Monitoring of non-fixed contamination on the surface of the flask and rail wagon is carried out by using ‘swabs’ (wipe tests) in full accordance with IAEA Regulations. The swab used is a small filter paper of 50 mm diameter which is wiped over an area of 300 cm2. A pick-up factor of 10% (an internationally recognised standard) is used in calculating non-fixed activity present on the surface of the flask or rail wagon that has been transferred to the swab.

  Screening Measurements

This method has recently been introduced by BNFL to monitor a large area of the flask and rail wagon for non-fixed contamination. By this process the flask is wiped with a large surface ‘screening wipe’ and the amount of activity picked up is measured. This technique provides a qualitative indication of the level of activity present on the flask and wagon.

  Independent Assessment

To provide further reassurance, third party witnessing of monitoring activities carried out at Sellafield will be introduced for the initial transports.

  Information and Reporting Systems – Competent Authority Consensus

In response to the Merkel 10 point plan, the Competent Authorities of the United Kingdom, Germany, France and Switzerland have been holding regular meetings to determine a Europe wide reporting structure for any possible future contamination of transport assets. The final report, dated 24 October 1998, has been issued by the Competent Authorities noting guidelines to which all transporters must adhere.

The main principles outlined in the report of the Competent Authorities are:

•There were no public health hazards caused due to the non-compliance with the 4 Bq/cm2 guidance level.

•Additional protective measures to protect the flask and transport equipment during loading need to be considered.

•UK domestic transport records were good.

•Reporting systems should be improved to ensure prompt information exchange between the relevant parties involved in spent fuel transports, especially in the case of non-conformities. The reporting system should be implemented between industry, regulator and authorities.

An international database of spent fuel flask movements will be established, maintained, updated and published annually. Regulators will be responsible for collecting the information. This database will serve as a basis for future co-operation and exchange of experience and will be available for public consumption.

•A working group of regulators has been established to assess new measurement procedures proposed by the operators in the long term.

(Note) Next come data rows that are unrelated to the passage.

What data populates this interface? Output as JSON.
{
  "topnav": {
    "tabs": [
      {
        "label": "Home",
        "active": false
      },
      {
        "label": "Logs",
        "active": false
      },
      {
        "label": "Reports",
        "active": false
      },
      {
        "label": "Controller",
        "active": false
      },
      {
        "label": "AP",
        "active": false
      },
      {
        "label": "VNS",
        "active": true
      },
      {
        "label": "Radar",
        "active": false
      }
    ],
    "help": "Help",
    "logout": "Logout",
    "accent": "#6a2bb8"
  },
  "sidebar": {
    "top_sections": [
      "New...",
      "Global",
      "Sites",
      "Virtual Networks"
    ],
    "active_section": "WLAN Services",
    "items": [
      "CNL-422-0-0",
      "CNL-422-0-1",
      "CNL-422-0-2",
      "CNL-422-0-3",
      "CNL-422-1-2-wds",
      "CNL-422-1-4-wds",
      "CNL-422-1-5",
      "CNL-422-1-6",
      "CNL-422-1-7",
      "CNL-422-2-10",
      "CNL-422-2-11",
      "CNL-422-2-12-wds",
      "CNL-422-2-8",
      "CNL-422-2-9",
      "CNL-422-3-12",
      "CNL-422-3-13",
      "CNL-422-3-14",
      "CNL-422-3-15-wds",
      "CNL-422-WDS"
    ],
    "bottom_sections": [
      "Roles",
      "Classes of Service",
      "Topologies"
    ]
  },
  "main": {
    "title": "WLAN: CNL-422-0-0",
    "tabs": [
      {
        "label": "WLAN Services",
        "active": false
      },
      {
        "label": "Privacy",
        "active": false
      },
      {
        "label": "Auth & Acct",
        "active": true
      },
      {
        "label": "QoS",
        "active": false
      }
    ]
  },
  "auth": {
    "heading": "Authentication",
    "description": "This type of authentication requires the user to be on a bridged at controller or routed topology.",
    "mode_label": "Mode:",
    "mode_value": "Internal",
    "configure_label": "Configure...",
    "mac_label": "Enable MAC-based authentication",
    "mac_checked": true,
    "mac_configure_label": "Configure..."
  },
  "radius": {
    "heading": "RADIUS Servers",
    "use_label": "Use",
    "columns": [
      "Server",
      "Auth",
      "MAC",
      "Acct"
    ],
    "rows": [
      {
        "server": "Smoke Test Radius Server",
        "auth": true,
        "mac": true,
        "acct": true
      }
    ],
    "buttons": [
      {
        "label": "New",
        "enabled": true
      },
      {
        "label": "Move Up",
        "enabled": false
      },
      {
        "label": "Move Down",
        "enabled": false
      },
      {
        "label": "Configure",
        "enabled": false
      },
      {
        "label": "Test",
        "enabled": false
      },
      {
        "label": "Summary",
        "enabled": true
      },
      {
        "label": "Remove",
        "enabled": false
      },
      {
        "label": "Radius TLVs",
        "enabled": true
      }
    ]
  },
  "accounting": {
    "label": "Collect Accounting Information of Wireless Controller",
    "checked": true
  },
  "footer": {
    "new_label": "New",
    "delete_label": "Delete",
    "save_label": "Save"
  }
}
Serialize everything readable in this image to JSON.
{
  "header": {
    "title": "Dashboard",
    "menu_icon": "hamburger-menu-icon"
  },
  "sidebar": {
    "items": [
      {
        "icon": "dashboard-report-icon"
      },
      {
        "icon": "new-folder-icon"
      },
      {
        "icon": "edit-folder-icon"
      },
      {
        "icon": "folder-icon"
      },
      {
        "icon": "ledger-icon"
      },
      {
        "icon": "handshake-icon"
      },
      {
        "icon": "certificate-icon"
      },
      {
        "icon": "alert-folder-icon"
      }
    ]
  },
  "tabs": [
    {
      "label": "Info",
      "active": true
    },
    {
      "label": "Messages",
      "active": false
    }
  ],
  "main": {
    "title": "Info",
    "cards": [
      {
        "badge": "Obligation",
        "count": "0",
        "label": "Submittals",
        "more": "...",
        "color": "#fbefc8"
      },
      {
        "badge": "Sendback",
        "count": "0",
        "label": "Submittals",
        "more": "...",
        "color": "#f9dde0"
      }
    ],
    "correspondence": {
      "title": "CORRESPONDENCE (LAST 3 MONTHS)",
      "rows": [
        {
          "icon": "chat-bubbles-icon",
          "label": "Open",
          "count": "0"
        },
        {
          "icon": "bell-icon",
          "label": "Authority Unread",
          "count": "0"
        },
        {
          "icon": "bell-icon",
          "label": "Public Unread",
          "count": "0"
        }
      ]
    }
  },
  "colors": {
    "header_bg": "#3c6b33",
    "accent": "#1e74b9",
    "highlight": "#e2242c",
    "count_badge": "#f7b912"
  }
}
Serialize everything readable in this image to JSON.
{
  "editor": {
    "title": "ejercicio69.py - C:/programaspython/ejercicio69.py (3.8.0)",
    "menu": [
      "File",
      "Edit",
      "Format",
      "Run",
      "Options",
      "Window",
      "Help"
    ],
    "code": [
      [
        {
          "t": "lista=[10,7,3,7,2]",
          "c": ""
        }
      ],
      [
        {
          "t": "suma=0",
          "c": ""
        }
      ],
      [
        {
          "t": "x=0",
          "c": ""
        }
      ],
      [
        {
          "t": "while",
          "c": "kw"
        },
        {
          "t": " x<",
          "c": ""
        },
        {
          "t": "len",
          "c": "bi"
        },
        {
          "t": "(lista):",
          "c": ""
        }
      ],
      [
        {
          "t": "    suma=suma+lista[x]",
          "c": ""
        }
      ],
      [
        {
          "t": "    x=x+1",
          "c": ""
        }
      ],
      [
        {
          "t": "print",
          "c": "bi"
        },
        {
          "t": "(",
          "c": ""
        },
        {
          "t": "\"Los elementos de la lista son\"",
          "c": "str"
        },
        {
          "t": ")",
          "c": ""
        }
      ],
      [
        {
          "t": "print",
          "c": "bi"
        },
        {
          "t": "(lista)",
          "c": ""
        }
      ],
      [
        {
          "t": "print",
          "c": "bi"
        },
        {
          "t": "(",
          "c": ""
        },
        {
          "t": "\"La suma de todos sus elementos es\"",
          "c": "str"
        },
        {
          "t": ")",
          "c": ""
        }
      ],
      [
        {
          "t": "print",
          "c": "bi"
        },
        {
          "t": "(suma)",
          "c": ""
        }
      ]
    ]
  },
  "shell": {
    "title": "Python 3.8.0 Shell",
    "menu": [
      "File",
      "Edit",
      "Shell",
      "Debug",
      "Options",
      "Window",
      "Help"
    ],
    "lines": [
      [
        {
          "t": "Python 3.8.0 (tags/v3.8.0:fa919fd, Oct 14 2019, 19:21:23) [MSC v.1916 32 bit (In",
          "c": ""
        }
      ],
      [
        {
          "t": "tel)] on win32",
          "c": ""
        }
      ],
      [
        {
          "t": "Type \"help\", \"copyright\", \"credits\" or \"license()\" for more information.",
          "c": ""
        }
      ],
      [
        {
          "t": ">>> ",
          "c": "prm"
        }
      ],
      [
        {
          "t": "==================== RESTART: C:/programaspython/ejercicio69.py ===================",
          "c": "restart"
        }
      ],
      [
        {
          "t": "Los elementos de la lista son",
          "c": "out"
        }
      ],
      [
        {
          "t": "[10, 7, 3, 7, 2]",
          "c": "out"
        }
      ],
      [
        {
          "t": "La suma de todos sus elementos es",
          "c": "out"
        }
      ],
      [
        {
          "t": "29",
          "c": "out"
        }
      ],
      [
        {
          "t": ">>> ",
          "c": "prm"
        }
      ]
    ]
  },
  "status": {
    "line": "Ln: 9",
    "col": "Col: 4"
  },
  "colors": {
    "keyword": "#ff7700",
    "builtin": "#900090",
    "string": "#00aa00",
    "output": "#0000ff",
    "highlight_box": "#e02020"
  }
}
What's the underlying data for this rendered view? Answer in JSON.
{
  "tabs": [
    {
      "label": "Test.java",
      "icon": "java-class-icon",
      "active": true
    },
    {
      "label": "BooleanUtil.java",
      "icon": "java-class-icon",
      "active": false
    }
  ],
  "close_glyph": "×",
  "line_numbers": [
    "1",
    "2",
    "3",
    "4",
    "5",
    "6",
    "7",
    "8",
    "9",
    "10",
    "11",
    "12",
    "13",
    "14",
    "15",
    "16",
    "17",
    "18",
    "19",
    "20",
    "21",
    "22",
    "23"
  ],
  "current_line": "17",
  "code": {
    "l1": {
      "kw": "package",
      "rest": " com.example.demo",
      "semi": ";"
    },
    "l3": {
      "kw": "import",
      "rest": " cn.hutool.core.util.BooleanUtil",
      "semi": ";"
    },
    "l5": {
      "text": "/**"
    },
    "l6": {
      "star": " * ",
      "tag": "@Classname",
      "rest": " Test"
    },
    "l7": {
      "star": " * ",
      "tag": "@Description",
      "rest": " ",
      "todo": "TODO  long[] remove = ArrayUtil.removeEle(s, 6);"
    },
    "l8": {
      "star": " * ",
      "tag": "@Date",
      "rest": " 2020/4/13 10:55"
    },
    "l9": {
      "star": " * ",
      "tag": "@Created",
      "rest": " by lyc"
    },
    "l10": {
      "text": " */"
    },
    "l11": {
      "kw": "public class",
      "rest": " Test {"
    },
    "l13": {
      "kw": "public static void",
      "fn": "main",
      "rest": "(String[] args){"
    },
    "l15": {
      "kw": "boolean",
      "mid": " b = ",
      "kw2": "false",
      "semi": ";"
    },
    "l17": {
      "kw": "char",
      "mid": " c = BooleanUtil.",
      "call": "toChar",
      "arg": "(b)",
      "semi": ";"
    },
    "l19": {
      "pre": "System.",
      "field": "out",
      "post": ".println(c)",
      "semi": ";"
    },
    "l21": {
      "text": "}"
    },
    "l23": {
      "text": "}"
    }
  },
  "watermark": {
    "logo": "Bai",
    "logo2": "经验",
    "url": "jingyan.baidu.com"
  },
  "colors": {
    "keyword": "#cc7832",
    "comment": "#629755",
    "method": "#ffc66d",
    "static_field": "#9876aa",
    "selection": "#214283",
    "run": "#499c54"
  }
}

•For the medium and long term, transport flask designers and manufacturers must propose possible improvements of flasks and handling.

•Development of systems to encompass the above recommendations is ongoing.

n Development of New Organisational Systems

A key feature of the Merkel 10 point plan and subsequent critiques was the development of new organisational systems to enable transport of nuclear materials within Germany.

Future developments of the system will focus on the responsibility of the German nuclear power plant, which will be fully responsible for loaded package consignment according to atomic law. A new transport Company will take over the role as Consignor under traffic law. This will flatten the organisational structures within the industry and simplify communication between relevant parties and regulators.

BNFL, as a world leader in transportation of spent nuclear materials, has consistently developed packages in order to, as an absolute minimum, comply with the relevant stringent requirements that apply to the transport of nuclear materials. This approach has resulted in the existing robust and efficient system which has complemented BNFL’s regulatory compliant global business which “did not have any radiological consequence”. In fact outside of continental Europe, BNFL is continuing its global transport activities to the total satisfaction of regulators, politicians, and the general public.

Moreover as a result of events during the last year within continental Europe, BNFL has undertaken a fundamental review of its activities and modified them in conjunction with customers, in order to further improve public and political confidence and acceptance, a necessary prerequisite prior to transports restarting in the near future.